A team from the IMF was expected to visit Egypt in the next few days to resume negotiations over the $4.8 billion loan, however the cabinet's spokesperson announced Tuesday that "no timing had yet been set" for the visit.
Negotiations over the $4.8 billion loan have stirred controversy in Egypt, with both ultra-conservative Islamists and leftists criticising the goverment's position.
The main concern is that Egypt will implement austerity measures burdening low-income segments of the population in order to secure the loan.
The announcement of reforms in December 2012 was met with widespread discontent. President Morsi was obliged to reverse a decision to increase taxes and reduce government subsidies on butane gas and electricity.
Some observers said the amended economic recovery programme, which was announced in February, did not include enough fundamental macroeconomic reforms to help Egypt overcome its economic difficulties. This could be making the fund's executive board wary about Egypt's economic outlook, the observers added.

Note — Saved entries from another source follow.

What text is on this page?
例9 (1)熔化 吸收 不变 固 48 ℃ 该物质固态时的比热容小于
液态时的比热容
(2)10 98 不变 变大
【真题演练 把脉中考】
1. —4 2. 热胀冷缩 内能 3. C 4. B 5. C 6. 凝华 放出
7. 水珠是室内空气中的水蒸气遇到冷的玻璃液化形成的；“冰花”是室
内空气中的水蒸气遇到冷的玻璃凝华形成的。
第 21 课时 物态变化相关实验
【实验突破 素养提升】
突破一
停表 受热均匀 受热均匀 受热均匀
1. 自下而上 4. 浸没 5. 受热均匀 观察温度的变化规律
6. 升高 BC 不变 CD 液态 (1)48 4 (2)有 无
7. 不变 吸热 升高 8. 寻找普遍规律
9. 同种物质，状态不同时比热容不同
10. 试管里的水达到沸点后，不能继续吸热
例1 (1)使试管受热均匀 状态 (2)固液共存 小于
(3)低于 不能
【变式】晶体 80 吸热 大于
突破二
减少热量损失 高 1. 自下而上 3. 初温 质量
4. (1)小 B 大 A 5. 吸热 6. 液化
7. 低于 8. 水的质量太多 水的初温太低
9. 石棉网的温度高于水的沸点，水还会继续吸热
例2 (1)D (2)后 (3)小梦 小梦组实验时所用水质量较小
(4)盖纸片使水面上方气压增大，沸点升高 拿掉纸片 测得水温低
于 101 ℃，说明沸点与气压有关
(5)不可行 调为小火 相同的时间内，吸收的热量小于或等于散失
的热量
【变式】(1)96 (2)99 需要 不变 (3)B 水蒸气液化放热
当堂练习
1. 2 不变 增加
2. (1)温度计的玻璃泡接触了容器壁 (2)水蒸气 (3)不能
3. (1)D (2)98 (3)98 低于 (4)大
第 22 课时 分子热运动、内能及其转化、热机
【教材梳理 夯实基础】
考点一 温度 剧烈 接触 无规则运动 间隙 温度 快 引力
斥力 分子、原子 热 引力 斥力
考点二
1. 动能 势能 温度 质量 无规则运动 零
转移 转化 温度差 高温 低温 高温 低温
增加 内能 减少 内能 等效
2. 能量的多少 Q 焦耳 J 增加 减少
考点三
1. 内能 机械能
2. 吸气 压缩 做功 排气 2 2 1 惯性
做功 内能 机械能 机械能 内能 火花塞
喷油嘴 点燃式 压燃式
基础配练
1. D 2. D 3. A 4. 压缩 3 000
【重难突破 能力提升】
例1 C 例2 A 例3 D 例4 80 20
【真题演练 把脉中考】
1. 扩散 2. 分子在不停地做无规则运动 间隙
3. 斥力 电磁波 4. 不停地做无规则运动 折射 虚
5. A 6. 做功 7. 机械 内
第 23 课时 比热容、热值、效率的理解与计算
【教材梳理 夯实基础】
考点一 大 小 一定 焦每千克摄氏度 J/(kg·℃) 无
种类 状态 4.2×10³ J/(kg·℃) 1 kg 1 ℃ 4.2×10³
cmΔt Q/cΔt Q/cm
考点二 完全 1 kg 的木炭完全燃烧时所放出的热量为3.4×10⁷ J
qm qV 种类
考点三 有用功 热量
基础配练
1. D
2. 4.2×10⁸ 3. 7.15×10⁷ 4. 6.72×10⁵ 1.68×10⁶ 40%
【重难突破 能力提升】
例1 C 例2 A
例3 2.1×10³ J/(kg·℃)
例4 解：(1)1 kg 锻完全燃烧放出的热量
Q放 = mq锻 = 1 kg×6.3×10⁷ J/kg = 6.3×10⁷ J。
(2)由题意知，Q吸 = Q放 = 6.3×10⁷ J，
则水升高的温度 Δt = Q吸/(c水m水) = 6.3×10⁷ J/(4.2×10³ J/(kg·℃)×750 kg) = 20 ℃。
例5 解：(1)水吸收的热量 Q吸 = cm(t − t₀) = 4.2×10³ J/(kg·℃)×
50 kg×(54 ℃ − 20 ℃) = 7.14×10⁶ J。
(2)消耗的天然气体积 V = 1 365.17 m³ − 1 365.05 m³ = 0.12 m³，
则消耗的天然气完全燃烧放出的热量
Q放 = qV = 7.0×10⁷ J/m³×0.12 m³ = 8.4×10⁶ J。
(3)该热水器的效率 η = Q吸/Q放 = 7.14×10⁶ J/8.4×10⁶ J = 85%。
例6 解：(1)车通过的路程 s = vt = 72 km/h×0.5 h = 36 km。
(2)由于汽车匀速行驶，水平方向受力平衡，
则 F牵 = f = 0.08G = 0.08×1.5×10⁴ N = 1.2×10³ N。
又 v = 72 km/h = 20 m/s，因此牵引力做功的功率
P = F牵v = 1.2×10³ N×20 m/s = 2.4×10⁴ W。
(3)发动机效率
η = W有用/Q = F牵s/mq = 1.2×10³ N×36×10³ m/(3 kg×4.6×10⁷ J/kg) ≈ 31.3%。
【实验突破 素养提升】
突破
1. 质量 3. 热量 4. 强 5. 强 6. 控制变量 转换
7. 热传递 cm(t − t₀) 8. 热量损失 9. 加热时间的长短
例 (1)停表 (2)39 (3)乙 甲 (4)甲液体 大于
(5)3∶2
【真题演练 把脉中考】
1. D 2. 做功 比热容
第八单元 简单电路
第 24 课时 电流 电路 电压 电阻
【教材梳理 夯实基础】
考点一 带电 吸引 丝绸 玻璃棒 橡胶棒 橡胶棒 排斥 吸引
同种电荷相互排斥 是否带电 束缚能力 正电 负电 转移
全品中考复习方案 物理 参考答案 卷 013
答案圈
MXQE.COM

"It seems the fund is unconvinced about Egypt's economic reform programme. It is also wary of the unstable political situation in the country," Beblawi explained. "So they can't make a large loan, but they can still help."
Egypt's net foreign reserves fell by $105 million in February to a critical $13.508 billion, the Central Bank of Egypt (CBE) said.
The country's budget deficit increased by 35.8 per cent to LE119.8 billion ($17.7 billion) from July to January of the 2012/13 fiscal year compared to the same period the previous fiscal year.